Die „neue Achmatova“ liebt Tomatensauce und ist keusch

Julia Kissinas „Elephantinas Moskauer Jahre“ erzählt vom bohème-artigen Lebenswandel einer kleinen Poetin in der Sowjetunion

Von Ksenia GorbunovaRSS-Newsfeed neuer Artikel von Ksenia Gorbunova

Besprochene Bücher / Literaturhinweise

In Julia Kissinas Elephantinas Moskauer Jahre verschmilzt alles in einander: Phantasie, Fieber und Realität, Metapher und direkte Bezeichnung. Die Feststellung, dass Gorbatschow 1986 die Abschaffung der Atomwaffen forderte, folgt auf die, dass Lady Gaga zur Welt kam. In der Welt der 17jährigen Protagonistin Julia scheinen diese Geschehnisse – überhaupt alle politischen und pop-kulturellen Ereignisse – auf einer Ebene zu stehen und von derselben Wichtigkeit zu sein, wenn nicht sogar: von derselben Irrelevanz. Denn Julia hat geschworen, sich ganz ihrem literarischen Werk zu opfern, und nimmt das klangvolle Pseudonym Elephantina Dostojewzewa an. Sie schwört sich außerdem, sich nie zu verlieben, doch dieses Vorhaben durchkreuzt ein junger avantgardistischer Lyriker, der zu einer Lesung aus Moskau in Elephantinas Heimat, das „provinzielle“ Kiew, kommt. Er ist zwar verheiratet, doch das hält Elephantina nicht davon ab, nach dem Abschluss der Kunstschule ihrem Angebeteten in die Hauptstadt zu folgen.

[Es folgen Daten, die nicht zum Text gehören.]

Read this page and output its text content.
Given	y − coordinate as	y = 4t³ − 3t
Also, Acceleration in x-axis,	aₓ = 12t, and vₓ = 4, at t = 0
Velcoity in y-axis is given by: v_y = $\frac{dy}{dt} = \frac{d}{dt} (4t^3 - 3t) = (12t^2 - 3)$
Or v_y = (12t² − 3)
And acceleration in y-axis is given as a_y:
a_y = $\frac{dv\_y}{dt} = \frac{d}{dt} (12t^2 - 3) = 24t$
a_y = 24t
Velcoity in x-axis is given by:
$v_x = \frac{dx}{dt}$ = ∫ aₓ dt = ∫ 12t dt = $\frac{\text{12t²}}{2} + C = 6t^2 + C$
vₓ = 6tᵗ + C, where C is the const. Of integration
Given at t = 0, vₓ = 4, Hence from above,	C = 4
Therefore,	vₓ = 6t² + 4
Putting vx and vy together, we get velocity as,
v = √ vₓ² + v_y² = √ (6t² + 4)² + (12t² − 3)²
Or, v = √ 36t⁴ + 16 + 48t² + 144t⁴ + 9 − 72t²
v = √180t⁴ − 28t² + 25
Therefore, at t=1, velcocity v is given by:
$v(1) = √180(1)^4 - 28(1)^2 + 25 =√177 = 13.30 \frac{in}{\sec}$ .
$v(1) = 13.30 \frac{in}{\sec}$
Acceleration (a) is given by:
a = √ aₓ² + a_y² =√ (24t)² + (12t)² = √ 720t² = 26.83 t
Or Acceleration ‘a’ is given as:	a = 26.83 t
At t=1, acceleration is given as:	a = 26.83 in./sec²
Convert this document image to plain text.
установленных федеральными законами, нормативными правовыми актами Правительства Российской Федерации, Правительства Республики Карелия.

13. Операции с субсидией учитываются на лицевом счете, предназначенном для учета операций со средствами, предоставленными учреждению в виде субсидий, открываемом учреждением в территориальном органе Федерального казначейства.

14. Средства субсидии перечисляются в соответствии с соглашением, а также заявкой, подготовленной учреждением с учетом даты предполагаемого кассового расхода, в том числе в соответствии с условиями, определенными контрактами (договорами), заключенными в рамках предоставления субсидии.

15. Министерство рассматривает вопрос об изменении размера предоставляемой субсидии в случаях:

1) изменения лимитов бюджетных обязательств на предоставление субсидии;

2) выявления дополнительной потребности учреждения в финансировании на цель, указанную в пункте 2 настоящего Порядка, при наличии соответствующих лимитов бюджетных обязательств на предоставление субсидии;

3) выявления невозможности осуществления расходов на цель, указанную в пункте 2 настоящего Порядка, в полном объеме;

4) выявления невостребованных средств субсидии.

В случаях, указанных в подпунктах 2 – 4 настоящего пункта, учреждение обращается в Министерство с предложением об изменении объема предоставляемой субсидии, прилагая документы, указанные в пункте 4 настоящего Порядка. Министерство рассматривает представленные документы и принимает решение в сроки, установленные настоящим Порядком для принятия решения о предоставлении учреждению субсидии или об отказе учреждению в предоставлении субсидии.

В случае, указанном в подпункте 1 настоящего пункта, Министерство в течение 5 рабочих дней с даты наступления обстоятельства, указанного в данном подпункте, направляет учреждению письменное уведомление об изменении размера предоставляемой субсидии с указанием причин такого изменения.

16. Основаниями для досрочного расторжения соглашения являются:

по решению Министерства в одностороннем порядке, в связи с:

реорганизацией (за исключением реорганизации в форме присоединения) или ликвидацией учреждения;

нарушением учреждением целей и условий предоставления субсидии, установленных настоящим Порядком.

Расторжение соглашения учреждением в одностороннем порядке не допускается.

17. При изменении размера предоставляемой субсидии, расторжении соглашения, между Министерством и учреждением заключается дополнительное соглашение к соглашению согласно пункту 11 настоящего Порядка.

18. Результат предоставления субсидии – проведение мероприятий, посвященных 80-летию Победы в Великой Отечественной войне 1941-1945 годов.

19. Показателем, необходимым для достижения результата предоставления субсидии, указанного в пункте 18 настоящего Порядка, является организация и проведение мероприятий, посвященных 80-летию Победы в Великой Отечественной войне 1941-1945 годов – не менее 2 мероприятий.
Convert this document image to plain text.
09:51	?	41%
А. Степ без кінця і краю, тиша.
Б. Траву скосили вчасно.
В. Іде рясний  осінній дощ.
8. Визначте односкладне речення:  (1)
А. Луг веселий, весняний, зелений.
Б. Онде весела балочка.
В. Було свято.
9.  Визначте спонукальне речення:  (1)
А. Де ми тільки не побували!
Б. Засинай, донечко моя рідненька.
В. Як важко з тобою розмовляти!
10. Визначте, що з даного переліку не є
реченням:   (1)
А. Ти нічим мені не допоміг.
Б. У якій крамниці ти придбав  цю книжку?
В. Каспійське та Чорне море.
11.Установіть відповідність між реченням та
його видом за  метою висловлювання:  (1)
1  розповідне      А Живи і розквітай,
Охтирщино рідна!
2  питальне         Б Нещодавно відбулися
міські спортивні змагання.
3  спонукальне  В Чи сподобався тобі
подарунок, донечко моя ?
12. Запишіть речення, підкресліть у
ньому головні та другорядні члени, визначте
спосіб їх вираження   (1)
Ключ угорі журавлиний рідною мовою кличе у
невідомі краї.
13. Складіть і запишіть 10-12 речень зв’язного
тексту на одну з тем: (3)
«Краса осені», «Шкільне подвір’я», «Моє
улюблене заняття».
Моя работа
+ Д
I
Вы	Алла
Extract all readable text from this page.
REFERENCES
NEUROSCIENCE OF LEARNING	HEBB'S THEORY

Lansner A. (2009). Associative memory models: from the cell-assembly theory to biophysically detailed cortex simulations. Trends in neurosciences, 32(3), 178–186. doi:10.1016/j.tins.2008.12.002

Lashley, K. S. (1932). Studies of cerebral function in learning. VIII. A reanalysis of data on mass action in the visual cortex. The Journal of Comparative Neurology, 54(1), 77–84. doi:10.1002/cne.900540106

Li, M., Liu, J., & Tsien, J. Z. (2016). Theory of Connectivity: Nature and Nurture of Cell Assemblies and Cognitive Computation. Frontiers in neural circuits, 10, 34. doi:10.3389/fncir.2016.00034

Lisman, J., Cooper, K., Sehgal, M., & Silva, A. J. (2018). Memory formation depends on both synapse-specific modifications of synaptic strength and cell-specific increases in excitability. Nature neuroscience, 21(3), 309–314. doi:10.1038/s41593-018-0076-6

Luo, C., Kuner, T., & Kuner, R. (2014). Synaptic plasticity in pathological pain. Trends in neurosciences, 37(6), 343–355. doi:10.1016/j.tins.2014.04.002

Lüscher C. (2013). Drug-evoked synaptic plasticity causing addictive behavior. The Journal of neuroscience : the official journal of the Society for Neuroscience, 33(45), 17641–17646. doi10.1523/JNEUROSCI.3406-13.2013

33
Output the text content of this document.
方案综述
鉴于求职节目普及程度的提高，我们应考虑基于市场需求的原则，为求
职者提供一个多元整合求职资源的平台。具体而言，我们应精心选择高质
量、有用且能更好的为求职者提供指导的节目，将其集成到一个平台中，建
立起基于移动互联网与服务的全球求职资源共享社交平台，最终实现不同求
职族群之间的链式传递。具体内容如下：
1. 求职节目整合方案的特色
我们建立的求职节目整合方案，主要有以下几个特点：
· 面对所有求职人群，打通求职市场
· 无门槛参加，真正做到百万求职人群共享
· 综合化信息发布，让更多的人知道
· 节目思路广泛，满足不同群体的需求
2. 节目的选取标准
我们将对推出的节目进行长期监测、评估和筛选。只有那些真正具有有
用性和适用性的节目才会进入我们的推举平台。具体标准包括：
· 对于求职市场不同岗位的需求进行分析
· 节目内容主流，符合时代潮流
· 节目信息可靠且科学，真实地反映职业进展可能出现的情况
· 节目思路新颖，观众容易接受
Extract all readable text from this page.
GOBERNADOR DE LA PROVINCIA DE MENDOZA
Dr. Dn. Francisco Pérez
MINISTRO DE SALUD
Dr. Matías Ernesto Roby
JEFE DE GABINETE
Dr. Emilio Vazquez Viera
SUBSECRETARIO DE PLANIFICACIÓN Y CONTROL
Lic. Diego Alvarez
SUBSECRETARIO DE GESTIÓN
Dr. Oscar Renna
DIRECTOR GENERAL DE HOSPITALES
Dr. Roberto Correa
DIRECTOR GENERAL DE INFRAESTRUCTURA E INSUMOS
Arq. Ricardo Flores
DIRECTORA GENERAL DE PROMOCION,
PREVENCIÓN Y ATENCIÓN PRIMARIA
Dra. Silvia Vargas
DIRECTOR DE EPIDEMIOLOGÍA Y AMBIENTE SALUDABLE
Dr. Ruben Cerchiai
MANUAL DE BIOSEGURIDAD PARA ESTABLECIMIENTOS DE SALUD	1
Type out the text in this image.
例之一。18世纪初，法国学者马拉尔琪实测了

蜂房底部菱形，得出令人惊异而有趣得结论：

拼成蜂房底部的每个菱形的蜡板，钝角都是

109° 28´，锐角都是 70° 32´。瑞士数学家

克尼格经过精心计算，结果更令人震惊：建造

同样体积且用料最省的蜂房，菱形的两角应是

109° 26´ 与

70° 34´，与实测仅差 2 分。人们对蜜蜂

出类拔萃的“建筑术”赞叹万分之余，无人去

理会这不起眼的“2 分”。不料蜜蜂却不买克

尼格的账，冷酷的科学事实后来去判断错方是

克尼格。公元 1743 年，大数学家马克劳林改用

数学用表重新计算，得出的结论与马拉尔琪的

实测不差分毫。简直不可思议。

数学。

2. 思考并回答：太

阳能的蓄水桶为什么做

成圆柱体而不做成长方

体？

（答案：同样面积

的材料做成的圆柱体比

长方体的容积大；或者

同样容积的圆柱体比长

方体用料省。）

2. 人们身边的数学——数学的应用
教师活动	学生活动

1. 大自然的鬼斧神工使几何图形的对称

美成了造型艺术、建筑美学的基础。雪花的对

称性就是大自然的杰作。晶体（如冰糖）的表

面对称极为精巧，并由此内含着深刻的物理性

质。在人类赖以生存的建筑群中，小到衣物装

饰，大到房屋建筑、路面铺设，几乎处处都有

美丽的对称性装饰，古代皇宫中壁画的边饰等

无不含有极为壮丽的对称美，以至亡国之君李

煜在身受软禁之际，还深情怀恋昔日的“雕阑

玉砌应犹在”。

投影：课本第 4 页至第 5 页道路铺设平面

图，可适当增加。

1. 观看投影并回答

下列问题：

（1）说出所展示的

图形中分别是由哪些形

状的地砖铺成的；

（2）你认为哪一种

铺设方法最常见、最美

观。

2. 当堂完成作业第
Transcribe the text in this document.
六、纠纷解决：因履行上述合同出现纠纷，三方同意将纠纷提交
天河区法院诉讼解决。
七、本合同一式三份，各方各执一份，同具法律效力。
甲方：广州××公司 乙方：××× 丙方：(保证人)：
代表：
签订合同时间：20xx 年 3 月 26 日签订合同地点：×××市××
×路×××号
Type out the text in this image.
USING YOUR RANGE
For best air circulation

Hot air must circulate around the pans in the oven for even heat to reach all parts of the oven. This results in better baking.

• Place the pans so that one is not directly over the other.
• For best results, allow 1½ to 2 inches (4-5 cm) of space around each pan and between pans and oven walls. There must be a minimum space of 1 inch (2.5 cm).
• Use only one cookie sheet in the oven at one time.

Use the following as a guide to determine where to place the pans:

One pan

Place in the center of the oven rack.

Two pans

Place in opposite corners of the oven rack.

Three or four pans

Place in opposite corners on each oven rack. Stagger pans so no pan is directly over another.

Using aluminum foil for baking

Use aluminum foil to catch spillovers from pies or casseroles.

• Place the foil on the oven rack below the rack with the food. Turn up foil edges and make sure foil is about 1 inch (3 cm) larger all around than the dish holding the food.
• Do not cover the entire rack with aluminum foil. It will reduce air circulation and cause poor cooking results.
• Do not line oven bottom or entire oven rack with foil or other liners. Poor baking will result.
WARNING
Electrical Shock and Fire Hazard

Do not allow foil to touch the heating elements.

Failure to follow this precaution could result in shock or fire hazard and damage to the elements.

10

Dem Großteil der Menschen in Elephantinas dortiger Umgebung schreibt sie Tier- oder Gemüseeigenschaften oder beides gleichzeitig zu: Der Geliebte wird mal „Tomaten-Guru“ genannt, mal „Tomaterich“ oder „Tomatensauce“ und in besonders sentimentaler Stimmung „Elends-Rote-Beete-Würmchen“. Die erste Zeit kommt sie bei einer „Rosine mit Affengesicht“ unter, nachdem ihre Tante sie in einer Wohnung unterzubringen versucht hatte, in der „der Matrjoschka-Horror“ aus einem Ostrowski-Stück herrscht. Elephantina lehnt sich dagegen auf, sie verfolgt demonstrativ die dekadente Lebensweise einer „genialen Poetin“ in der Gesellschaft junger Avantgardisten, welche dem ewigen Besäufnis frönen. Die besonders „Coolen“ unter ihnen bringen sich jung um.

Elephantinas Wandern von einer Schlafstatt zur nächsten, ihre Auflehnung gegen das Establishment gleichermaßen wie gegen das Saufgelage der jungen Literaten, mit denen sie nur die hochtrabenden, pseudo-literaturwissenschaftlichen Selbstäußerungen gemeinsam hat, all das wird mit einer von Ironie triefenden Stimme erzählt, der Stimme der älteren Elephantina, die es anscheinend nach den Jahren „besser weiß.“ Wenn sie im Erzählen ihre späteren Erkenntnisse vorgreift, wird die Verzückung der kleinen Elephantina für ihren Schwarm, den Tomaten-Guru, in zynischer Manier aus- und bloßgestellt. Das liest sich locker und charmant. Ein regelrechter Hagel an einprägsamen und amüsanten Bildern prasselt auf den Leser ein: die Mathematiklehrerin mit den Augen eines bekifften Lemuren; Hunde, die ihr Revier im „Straßen-Facebook“ markieren; Viktor Schklowskij als tatteriges „Wachtelei mit Taucherbrille“.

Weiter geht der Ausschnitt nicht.